Print
Sauerkraut with cider, pork and fried potatoes
Servings 5
Ingredients
- 1 kg porkette cooked smoked shoulder (german; Schäufele)
- 2 apples green
- 60 g lard
- 3 onions coarsely chopped
- 2 tsp garlic finely minced
- 1 ½ tsp caraway seeds
- 1 kg sauerkraut fresh
- 6 juniper berries
- 1 bay leaf
- 200 ml apple cider
- 200 ml chicken broth
- 10 potatoes waxy, medium
- 3 tbsp clarified butter
- salt & pepper
- paprika
Instructions
-
Remove the stems from the apples. Peel and core the apples and cut them into quarters. Cut the quarters crosswise into thin pieces.
-
Heat the lard in a large, heavy casserole, and add the onions and garlic. Cook, stirring, until the onions are wilted.
-
Add the caraway seeds and cook briefly. Add the apples, stirring.
-
Rinse and drain the sauerkraut. Squeeze it to extract excess liquid. Add the sauerkraut and juniper berries to the casserole.
-
Place the pork butt in the center of the sauerkraut. Add the bay leaf, cider and broth. Cover closely.
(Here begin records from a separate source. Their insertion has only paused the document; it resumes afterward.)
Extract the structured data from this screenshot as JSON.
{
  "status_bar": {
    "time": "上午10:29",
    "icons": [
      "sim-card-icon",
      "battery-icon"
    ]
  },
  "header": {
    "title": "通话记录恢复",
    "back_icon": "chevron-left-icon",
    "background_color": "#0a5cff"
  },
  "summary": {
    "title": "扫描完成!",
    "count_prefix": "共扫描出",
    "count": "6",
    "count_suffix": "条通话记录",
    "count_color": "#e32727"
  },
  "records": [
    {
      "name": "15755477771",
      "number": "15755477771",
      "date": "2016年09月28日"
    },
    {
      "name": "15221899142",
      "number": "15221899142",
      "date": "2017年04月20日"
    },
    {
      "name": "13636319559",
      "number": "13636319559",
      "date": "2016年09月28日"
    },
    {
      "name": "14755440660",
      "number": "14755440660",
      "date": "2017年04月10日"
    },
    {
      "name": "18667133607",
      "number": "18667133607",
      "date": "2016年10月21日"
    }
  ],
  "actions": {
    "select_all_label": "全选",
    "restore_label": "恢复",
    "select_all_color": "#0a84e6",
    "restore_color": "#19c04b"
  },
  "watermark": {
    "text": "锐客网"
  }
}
Bring to a boil and cook, simmering, 35 – 45 minutes.
-
Boil the potatoes “al dente”, let them cool completely (or cook the day before).
-
Cut the potatoes into slices and season with salt, pepper and paprika on both sides.
-
Melt the clarified butter in a hot pan, add the potatoes slices and fry them until golden brown, swirling occasionally
-
If the meat is easy to pierce, it is done. Remove the bay leaf. Slice the meat and serve with the potatoes and the sauerkraut.